Yes, the USA has a men’s team. However, without men’s softball being an Olympic Sport, the ASA/USA softball program would rather think of us as that dirty old uncle that the family never talks about. And, I don’t want to be misunderstood here. I’m not implying that the men’s team should get the same “perks” as the women’s. Far from it. The women’s team has earned their status in the sport and they deserve the spoils. But, isn’t it sad that the USA’s governing body of the sport BARELY even recognizes the other half? Let me site an example. When the IOC purposed the elimination from softball after the 2008 Beijing games, it prompted a fury from the softball world. But, did you know that Brazil is trying to oust Men’s softball from the upcoming Pan Am games in 2007? That isn’t something anyone wants to report or discuss. Brazil is hosting the ’07 Pan Ams but, does not want any Non-Olympic sports in there. I guess it doesn’t matter that when they bid to host the games, men’s softball was included. Now they want to change the rules. I’m sure there are other non-Olympic sports on the bubble of being cut too. But it’s ironic to me that the ASA/USA hasn’t made this public to garner support from the public.
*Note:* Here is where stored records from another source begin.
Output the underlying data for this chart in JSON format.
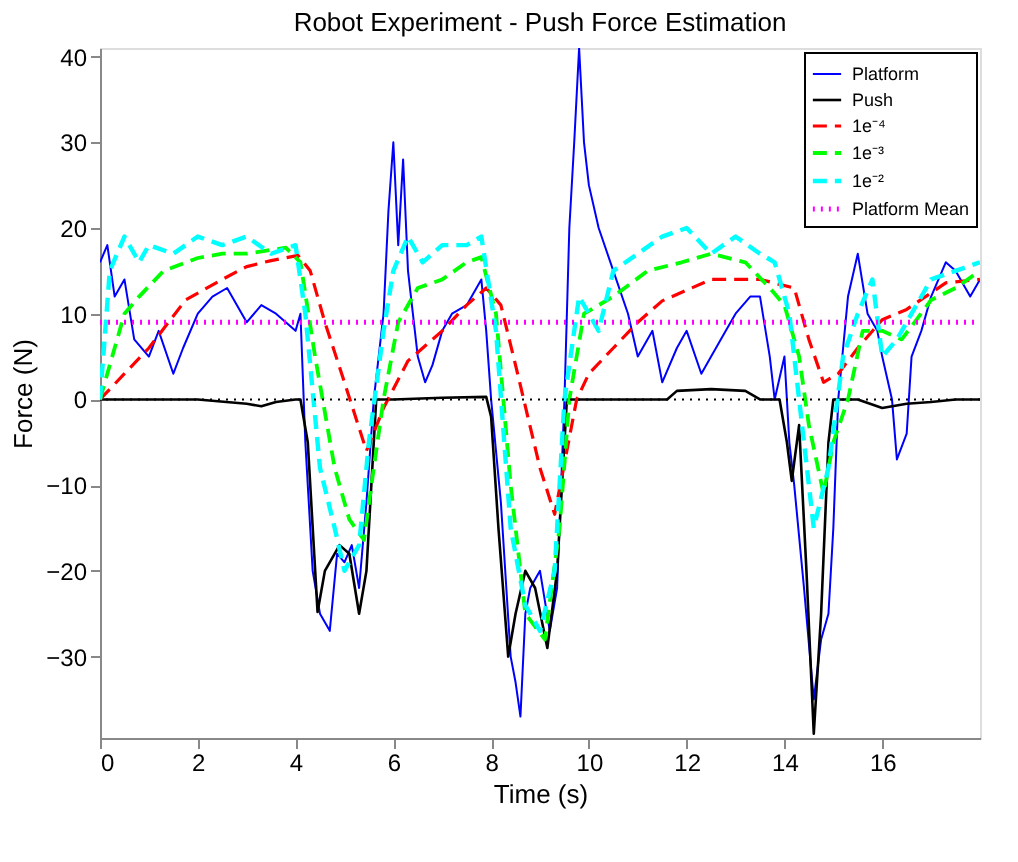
{
  "chart_data": {
    "type": "line",
    "title": "Robot Experiment - Push Force Estimation",
    "xlabel": "Time (s)",
    "ylabel": "Force (N)",
    "xlim": [
      0,
      18
    ],
    "xticks": [
      0,
      2,
      4,
      6,
      8,
      10,
      12,
      14,
      16
    ],
    "ylim": [
      -39.5,
      41
    ],
    "yticks": [
      -30,
      -20,
      -10,
      0,
      10,
      20,
      30,
      40
    ],
    "grid": false,
    "legend": "top right",
    "marker": "none",
    "ref_lines": [
      {
        "axis": "y",
        "value": 0,
        "label": null,
        "color": "#000000",
        "line_style": "dotted"
      }
    ],
    "series": [
      {
        "name": "Platform",
        "color": "#0000ff",
        "line_style": "solid",
        "x": [
          0,
          0.15,
          0.3,
          0.5,
          0.7,
          1,
          1.2,
          1.5,
          1.7,
          2,
          2.3,
          2.6,
          3,
          3.3,
          3.6,
          4,
          4.1,
          4.2,
          4.35,
          4.5,
          4.7,
          4.85,
          5,
          5.15,
          5.3,
          5.45,
          5.6,
          5.7,
          5.8,
          5.9,
          6,
          6.1,
          6.2,
          6.3,
          6.4,
          6.5,
          6.65,
          6.8,
          7,
          7.2,
          7.5,
          7.8,
          7.9,
          8,
          8.2,
          8.4,
          8.5,
          8.6,
          8.7,
          8.8,
          9,
          9.2,
          9.35,
          9.5,
          9.6,
          9.7,
          9.8,
          9.9,
          10,
          10.2,
          10.5,
          10.8,
          11,
          11.3,
          11.5,
          11.8,
          12,
          12.3,
          12.5,
          12.8,
          13,
          13.3,
          13.5,
          13.7,
          13.8,
          14,
          14.1,
          14.2,
          14.4,
          14.6,
          14.75,
          14.9,
          15,
          15.1,
          15.3,
          15.5,
          15.7,
          15.9,
          16,
          16.2,
          16.3,
          16.5,
          16.6,
          16.8,
          17,
          17.3,
          17.5,
          17.8,
          18
        ],
        "values": [
          16,
          18,
          12,
          14,
          7,
          5,
          8,
          3,
          6,
          10,
          12,
          13,
          9,
          11,
          10,
          8,
          10,
          -5,
          -20,
          -25,
          -27,
          -18,
          -19,
          -17,
          -22,
          -12,
          0,
          5,
          10,
          22,
          30,
          18,
          28,
          15,
          10,
          5,
          2,
          4,
          8,
          10,
          11,
          14,
          8,
          0,
          -12,
          -30,
          -33,
          -37,
          -25,
          -22,
          -20,
          -27,
          -22,
          0,
          20,
          30,
          41,
          30,
          25,
          20,
          15,
          10,
          5,
          8,
          2,
          6,
          8,
          3,
          5,
          8,
          10,
          12,
          12,
          5,
          0,
          5,
          -5,
          -10,
          -22,
          -35,
          -28,
          -25,
          -15,
          0,
          12,
          17,
          10,
          8,
          5,
          0,
          -7,
          -4,
          5,
          8,
          12,
          16,
          15,
          12,
          14
        ]
      },
      {
        "name": "Push",
        "color": "#000000",
        "line_style": "solid",
        "x": [
          0,
          1,
          2,
          3,
          3.3,
          3.6,
          4,
          4.1,
          4.25,
          4.45,
          4.6,
          4.9,
          5.1,
          5.3,
          5.45,
          5.65,
          6,
          7,
          7.9,
          8,
          8.15,
          8.35,
          8.5,
          8.7,
          8.9,
          9.15,
          9.35,
          9.55,
          10,
          11,
          11.6,
          11.8,
          12.5,
          13.2,
          13.5,
          13.9,
          14.05,
          14.15,
          14.3,
          14.45,
          14.6,
          14.75,
          14.9,
          15,
          15.5,
          16,
          16.5,
          17,
          17.5,
          18
        ],
        "values": [
          0,
          0,
          0,
          -0.5,
          -0.8,
          -0.3,
          0,
          0,
          -5,
          -24.8,
          -20,
          -17,
          -18,
          -25,
          -20,
          0,
          0,
          0.2,
          0.3,
          -2,
          -15,
          -30,
          -25,
          -20,
          -22,
          -29,
          -20,
          0,
          0,
          0,
          0,
          1,
          1.2,
          1,
          0,
          0,
          -5,
          -9.5,
          -3,
          -20,
          -39,
          -25,
          -5,
          0,
          0,
          -1,
          -0.5,
          -0.3,
          0,
          0
        ]
      },
      {
        "name": "1e⁻⁴",
        "color": "#ff0000",
        "line_style": "dashed",
        "x": [
          0,
          0.5,
          1,
          1.75,
          2.5,
          3,
          3.5,
          4.05,
          4.3,
          4.6,
          5,
          5.45,
          5.8,
          6.3,
          7,
          7.5,
          7.9,
          8.2,
          8.5,
          9,
          9.3,
          9.75,
          10,
          10.5,
          11,
          11.5,
          12.5,
          13.5,
          14.2,
          14.5,
          14.8,
          15.1,
          15.5,
          16,
          16.5,
          17.3,
          18
        ],
        "values": [
          0,
          3,
          6,
          11.6,
          14,
          15.5,
          16.2,
          16.8,
          15,
          9,
          2,
          -6,
          -1,
          4.5,
          8,
          11,
          13,
          11,
          4,
          -8,
          -13.4,
          0,
          3,
          6,
          9,
          11.5,
          14,
          14,
          13,
          7,
          2,
          3,
          6,
          9.3,
          10.5,
          13.6,
          14
        ]
      },
      {
        "name": "1e⁻³",
        "color": "#00ff00",
        "line_style": "dashed",
        "x": [
          0,
          0.3,
          0.5,
          0.8,
          1.3,
          2,
          2.5,
          3,
          3.8,
          4.1,
          4.4,
          4.8,
          5.1,
          5.4,
          5.6,
          5.8,
          6.1,
          6.5,
          7,
          7.5,
          7.8,
          8.1,
          8.4,
          8.7,
          9.1,
          9.4,
          9.6,
          9.9,
          10.5,
          11.2,
          11.9,
          12.5,
          13.2,
          13.7,
          14,
          14.3,
          14.5,
          14.8,
          15,
          15.3,
          15.6,
          16,
          16.4,
          17,
          17.5,
          18
        ],
        "values": [
          0,
          6,
          10,
          12,
          15,
          16.5,
          17,
          17,
          17.7,
          16,
          5,
          -8,
          -14,
          -16.4,
          -8,
          0,
          9,
          13,
          14,
          16,
          16.6,
          10,
          -10,
          -25,
          -28,
          -15,
          0,
          10,
          12,
          15,
          16,
          17,
          16,
          13,
          11,
          5,
          -3,
          -11,
          -5,
          0,
          8,
          8,
          7,
          11.6,
          13,
          15
        ]
      },
      {
        "name": "1e⁻²",
        "color": "#00ffff",
        "line_style": "dashed",
        "x": [
          0,
          0.2,
          0.5,
          0.8,
          1,
          1.5,
          2,
          2.5,
          3,
          3.5,
          4,
          4.2,
          4.5,
          4.8,
          5,
          5.3,
          5.5,
          5.8,
          6,
          6.3,
          6.6,
          7,
          7.5,
          7.8,
          8.1,
          8.4,
          8.7,
          9,
          9.3,
          9.5,
          9.8,
          10.2,
          10.5,
          11,
          11.5,
          12,
          12.5,
          13,
          13.5,
          13.8,
          14.1,
          14.4,
          14.6,
          14.9,
          15.2,
          15.5,
          15.8,
          16,
          16.3,
          16.6,
          17,
          17.5,
          18
        ],
        "values": [
          0,
          15,
          19,
          16,
          18,
          17,
          19,
          18,
          19,
          17,
          18,
          10,
          -8,
          -15,
          -20,
          -17,
          -5,
          8,
          15,
          19,
          16,
          18,
          18,
          19,
          8,
          -15,
          -24,
          -27,
          -20,
          0,
          12,
          8,
          15,
          17,
          19,
          20,
          17,
          19,
          17,
          16,
          10,
          -5,
          -15,
          -8,
          5,
          10,
          14,
          5,
          7,
          10,
          14,
          15,
          16
        ]
      },
      {
        "name": "Platform Mean",
        "color": "#ff00ff",
        "line_style": "dotted",
        "x": [
          0,
          18
        ],
        "values": [
          9,
          9
        ]
      }
    ]
  }
}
But, the impact of men’s softball is being felt in the women’s game today more and more. Kyle Magnusson (University of Utah), Ehren Earlywhine (Georgia Tech), Ken Eriksen (U of South Florida), and Shawn Rychcik (Boston University) are just a couple of former Team USA men’s players who are now coaching at the college and Olympic level. Moreover, other schools such as Bowling Green University in Ohio have hired Kyle Jamison as their pitching coach. Kyle is a Canadian born pitcher with some international experience. Simon Roskvist, who was the Aussie women’s coach for many years, including the ’04 Olympics is formerly from New Zealand and was a great pitcher in his day. And the new Aussie coach, Fabian Barlow is another former New Zealand National team player who’s worked his way into the women’s game. I’m sure there are many others but, this just illustrates a few examples. All of these guys are ones I’ve played with and against over the years, throughout the world.
Gone are the days when the men’s softball leagues were in every town. Ironically, there aren’t many places around the country for women to play when their college careers are done. This has always baffled me. Softball is a huge part of a young girl’s life from the time they are 10 until they’re 21 or so. It’s hard to believe they don’t have more leagues for them to play in during the summer. I know there are some HORRIBLE high school rules which prohibit summer league softball in some areas and have some unbelievable restrictions. So, I can only imagine what kind of rules the NCAA must have!
I think for softball to continue it’s worldwide success; it would behoove us to keep it alive for both genders. While it’s a pipedream, I’d like to see ASA/USA throw just a little extra support towards the men’s side of things. Again, I’m in no way implying we should get equal funding or support as the women but, if people understood the disparity between the 2 programs it might be easier to understand why the men’s game has almost fallen completely off the Earth!